Use delete and insert to replace outdated data efficiently. It deletes existing records and inserts new ones in a single operation, insuring your Dataset remains up-to-date.

  • Delete rows that use the predicate
  • Use delete and insert for Snowflake

Use delete and insert

For example, imagine you have an ORDERS table where you want to replace outdated SHIPPING_STATUS data.

To use delete and insert, follow these steps:

  1. Open your Target Model and navigate to the Write Options tab.
  2. For the Write Mode, select Merge.
  3. For the Merge Approach, select Use delete and insert.
  4. Under Merge Condition, set the Unique Key to SHIPPING_STATUS.
  5. Optional: Toggle to Use Predicate.
  6. Optional: Toggle to Use a condition to filter data or incremental runs.
  7. Under Merge Columns, there's no need to set the merge columns for incremental strategy delete and insert.
  8. Under Advanced, select an option for On Schema Change.
  9. Click Save.
  10. Run the Target Model and check that the merge approach returns data properly.

Insert and overwrite

Use insert and overwrite to overwrite existing records and insert new ones in a single operation, insuring your Dataset remains accurate.

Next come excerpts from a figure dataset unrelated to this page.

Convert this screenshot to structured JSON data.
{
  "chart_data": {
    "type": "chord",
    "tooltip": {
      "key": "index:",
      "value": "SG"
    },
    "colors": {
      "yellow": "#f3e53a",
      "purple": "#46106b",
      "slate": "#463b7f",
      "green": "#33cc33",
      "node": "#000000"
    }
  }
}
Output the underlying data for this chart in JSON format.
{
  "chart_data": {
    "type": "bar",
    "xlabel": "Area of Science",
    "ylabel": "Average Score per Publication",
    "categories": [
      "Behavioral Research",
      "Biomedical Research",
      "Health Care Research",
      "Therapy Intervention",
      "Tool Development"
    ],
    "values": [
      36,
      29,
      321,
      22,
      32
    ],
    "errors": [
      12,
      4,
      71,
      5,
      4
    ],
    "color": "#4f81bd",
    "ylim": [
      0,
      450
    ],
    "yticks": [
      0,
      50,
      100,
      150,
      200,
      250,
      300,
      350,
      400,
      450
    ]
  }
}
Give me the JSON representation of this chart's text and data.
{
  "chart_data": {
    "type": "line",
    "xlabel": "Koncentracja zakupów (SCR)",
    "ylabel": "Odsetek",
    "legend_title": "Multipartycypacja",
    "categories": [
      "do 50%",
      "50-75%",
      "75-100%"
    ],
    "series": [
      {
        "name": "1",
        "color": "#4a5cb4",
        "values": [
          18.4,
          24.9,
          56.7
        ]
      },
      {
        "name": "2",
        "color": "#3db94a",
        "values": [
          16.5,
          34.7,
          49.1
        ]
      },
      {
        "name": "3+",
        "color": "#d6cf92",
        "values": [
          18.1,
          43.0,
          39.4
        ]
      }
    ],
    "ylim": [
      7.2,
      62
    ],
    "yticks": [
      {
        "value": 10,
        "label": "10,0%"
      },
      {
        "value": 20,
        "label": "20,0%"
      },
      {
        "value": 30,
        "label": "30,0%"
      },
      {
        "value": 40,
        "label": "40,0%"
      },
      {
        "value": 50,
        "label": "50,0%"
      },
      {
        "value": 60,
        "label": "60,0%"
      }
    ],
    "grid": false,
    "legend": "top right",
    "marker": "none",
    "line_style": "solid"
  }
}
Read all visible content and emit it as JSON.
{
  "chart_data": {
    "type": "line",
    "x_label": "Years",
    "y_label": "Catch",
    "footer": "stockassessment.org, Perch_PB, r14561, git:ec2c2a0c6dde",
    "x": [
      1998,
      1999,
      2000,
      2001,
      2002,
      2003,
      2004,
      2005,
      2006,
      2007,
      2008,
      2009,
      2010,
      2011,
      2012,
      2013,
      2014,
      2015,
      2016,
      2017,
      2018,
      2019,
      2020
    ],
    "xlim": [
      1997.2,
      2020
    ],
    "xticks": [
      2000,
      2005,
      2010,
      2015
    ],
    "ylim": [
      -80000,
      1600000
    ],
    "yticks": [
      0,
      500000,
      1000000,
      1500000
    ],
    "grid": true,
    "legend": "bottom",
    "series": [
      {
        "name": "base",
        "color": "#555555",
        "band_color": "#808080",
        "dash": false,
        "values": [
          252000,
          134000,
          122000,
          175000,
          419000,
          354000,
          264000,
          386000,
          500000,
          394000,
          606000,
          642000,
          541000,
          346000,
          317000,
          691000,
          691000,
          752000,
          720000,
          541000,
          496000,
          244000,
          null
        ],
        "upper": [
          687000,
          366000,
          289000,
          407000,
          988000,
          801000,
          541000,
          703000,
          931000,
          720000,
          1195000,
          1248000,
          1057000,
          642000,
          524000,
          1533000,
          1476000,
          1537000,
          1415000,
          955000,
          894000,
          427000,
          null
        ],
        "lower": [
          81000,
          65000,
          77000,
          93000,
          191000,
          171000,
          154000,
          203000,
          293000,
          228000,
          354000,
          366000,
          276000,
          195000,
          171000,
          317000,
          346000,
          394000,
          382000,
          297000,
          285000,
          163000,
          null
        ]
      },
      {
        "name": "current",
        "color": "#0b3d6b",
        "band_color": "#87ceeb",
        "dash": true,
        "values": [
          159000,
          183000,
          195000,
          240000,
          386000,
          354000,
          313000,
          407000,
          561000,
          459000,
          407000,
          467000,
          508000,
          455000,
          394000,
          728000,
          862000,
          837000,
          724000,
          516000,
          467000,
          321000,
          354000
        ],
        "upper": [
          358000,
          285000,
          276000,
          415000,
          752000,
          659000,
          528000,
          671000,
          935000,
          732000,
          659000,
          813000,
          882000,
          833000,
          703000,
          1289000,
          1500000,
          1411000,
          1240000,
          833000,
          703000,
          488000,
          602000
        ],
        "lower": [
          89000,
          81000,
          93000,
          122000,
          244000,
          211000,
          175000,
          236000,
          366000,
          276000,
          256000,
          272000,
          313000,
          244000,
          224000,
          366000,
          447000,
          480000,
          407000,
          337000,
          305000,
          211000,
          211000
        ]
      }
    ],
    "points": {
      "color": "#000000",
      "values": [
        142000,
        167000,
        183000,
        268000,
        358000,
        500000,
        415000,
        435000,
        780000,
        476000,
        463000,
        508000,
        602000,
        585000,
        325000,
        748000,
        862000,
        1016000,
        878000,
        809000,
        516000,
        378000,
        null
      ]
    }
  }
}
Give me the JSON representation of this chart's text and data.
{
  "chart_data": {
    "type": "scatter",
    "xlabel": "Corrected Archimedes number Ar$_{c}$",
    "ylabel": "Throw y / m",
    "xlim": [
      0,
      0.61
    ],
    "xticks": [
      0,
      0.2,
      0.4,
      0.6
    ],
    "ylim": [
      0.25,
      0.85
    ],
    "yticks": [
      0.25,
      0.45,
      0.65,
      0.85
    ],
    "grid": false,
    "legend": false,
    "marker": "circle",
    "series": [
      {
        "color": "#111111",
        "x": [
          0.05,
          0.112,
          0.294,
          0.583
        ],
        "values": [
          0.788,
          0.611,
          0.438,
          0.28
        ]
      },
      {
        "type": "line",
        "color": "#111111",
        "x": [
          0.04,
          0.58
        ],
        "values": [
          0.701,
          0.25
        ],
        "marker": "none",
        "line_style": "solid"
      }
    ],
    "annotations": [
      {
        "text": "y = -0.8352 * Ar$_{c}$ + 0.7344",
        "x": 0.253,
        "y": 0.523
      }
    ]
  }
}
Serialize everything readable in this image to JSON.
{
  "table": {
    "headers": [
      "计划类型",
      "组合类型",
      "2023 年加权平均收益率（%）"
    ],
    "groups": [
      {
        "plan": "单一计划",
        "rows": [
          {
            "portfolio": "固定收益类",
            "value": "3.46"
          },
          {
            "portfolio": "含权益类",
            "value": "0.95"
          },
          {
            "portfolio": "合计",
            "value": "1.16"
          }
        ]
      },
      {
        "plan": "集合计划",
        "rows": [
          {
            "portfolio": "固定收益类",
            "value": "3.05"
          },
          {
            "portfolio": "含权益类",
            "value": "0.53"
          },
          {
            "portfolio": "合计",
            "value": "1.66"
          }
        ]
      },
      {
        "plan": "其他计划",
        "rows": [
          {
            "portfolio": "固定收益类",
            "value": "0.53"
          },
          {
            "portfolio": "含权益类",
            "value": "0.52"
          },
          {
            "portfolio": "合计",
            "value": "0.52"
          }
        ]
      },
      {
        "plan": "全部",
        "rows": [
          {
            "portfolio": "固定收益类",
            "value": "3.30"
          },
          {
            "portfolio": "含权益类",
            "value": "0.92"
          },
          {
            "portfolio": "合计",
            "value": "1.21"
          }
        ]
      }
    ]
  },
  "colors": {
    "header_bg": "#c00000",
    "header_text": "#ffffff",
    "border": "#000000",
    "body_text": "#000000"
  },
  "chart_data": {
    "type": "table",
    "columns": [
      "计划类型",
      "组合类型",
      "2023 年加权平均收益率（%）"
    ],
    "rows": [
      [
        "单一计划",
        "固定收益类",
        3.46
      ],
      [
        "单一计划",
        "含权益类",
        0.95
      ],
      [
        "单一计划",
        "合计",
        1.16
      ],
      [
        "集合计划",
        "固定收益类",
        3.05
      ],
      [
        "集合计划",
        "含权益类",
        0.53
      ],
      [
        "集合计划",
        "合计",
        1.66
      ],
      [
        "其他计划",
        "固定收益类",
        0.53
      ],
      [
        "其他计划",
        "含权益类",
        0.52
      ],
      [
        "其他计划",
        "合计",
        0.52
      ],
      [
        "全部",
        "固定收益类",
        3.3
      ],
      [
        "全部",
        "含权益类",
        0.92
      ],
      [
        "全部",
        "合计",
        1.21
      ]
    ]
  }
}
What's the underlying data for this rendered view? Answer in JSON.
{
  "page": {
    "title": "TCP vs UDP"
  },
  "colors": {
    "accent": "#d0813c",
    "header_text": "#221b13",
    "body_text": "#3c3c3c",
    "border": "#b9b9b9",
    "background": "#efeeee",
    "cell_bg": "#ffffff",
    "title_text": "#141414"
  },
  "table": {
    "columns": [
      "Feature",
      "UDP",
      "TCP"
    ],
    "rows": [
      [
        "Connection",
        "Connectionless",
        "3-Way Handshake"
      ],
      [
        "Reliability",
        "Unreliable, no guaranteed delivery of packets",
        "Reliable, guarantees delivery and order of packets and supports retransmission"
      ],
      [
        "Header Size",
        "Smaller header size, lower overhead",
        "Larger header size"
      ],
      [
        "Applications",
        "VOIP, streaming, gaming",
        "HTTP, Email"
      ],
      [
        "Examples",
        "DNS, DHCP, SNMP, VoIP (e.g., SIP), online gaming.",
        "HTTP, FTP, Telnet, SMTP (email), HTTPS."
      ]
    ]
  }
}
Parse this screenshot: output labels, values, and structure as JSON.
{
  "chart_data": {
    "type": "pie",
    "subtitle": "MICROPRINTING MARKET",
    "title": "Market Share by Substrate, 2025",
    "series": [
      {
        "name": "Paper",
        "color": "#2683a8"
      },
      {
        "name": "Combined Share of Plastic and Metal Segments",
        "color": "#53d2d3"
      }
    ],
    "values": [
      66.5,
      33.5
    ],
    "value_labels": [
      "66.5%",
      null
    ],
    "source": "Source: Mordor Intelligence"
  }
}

  • Replace all partitions included in your query
  • Use insert and overwrite for Databricks

Insert and overwrite

For example, imagine you have a CUSTOMERS table where you want to replace all partitions by CUSTOMER_ID.

To use insert and overwrite, follow these steps:

  1. Open your Target Model and navigate to the Write Options tab.
  2. For the Write Mode, select Merge.
  3. For the Merge Approach, select Insert and overwrite.
  4. Under Merge Condition, set Partition By by selecting CUSTOMER_ID.
    info

    dbt will run an atomic insert overwrite statement that dynamically replaces all partitions included in your query. If no partition_by is specified, then the insert and overwrite strategy will atomically replace all contents of the table, overriding all existing data with only the new records. The column schema of the table remains the same.

  5. Under Merge Columns, there's no need to set the merge columns for incremental strategy delete and insert.
  6. Under Advanced, select an option for On Schema Change.
  7. Click Save.
  8. Run the Target Model and check that the merge approach returns data properly.